Some advantages of PD are its ability to be used in even very small infants and in hemodynamically unstable patients. The only patient size limitation with PD is the ability to place a PD catheter. PD is the least expensive of all modalities, and can be done as manual exchanges without the need for an automated machine. There is no anticoagulation needed in PD, making it an ideal modality for the patients in whom bleeding is of extreme concern. In emergent situations, a temporary percutaneous catheter can be placed easily at bedside, although a more permanent Tenckhoff catheter is ideal.27 Because PD does not require vascular access, it allows for preservation of vasculature for future needs.

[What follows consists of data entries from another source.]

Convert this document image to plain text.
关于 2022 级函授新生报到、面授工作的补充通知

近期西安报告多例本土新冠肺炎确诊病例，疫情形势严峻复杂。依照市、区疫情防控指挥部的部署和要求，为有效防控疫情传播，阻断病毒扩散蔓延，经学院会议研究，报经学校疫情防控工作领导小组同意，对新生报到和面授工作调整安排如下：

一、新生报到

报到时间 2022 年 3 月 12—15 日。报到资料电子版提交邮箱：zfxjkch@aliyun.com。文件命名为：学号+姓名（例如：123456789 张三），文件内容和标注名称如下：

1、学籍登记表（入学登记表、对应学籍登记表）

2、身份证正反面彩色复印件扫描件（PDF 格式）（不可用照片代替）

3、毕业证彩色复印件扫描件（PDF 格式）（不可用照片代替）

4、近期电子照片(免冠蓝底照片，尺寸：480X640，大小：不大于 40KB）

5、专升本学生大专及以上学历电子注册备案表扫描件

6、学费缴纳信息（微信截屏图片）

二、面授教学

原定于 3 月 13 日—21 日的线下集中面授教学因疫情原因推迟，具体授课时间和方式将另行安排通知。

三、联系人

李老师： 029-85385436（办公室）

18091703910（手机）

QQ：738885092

Disadvantages of Peritoneal Dialysis

Compared with CRRT, PD is slower and less efficient at removing waste and toxins. Patients who have had multiple abdominal surgeries will frequently have diffuse scarring of the peritoneal membrane, rendering it ineffective for dialysis. Patients with limited lung capacity or respiratory distress may not be able to tolerate PD due to the force it may exert on the diaphragm. Likewise, patients with diaphragmatic defects will not be candidates for PD. The PD catheter can become obstructed with omentum or debris. Ideally it will be best to wait a few days between placement of the PD catheter and using it for dialysis to allow the skin around the catheter to heal and prevent leakage. However, in emergent situations, a PD catheter can be used immediately with smaller fill volumes to reduce the risk of leakage. Patients who have had multiple episodes of peritonitis, especially fungal peritonitis, will not be ideal candidates for PD.28 29 30 31

Technique/Prescription

PD can be performed either with manual exchanges or automated exchanges with a PD machine. Manual exchanges are easy and cost-effective but require dedicated personnel. Most automated PD machines have a lower limit of approximately 100 mL fill volumes, so typically small infants will require manual exchanges until they are able to tolerate large fill volumes. A typical fill volume to start with is around 10 to 20 mL/kg body weight. With a fresh catheter, an even smaller fill volume may be considered to reduce the risk of leakage around the catheter. The fill volume should be gradually increased over several days or weeks to a goal volume of 800 mL/m2 for a child younger than 2 years and 1400 mL/m2 for a child aged 2 years or older.32 33 The amount of ultrafiltration is determined by the dextrose content of the peritoneal dialysate. Typical commercial dialysate dextrose content ranges from 1.5 to 4.25%, with the higher dextrose content resulting in more ultrafiltration. If the catheter becomes slow flowing secondary to fibrin deposits, heparin can also be added to the dialysate (500 units/L).

Summary

In conclusion, there are several modalities of RRT that can be offered to pediatric patients who require dialysis. Each modality has its own advantages and disadvantages that must be considered when choosing among the different modalities. With the significant advancement in RRT, dialysis can now even be offered to very small children, including neonates.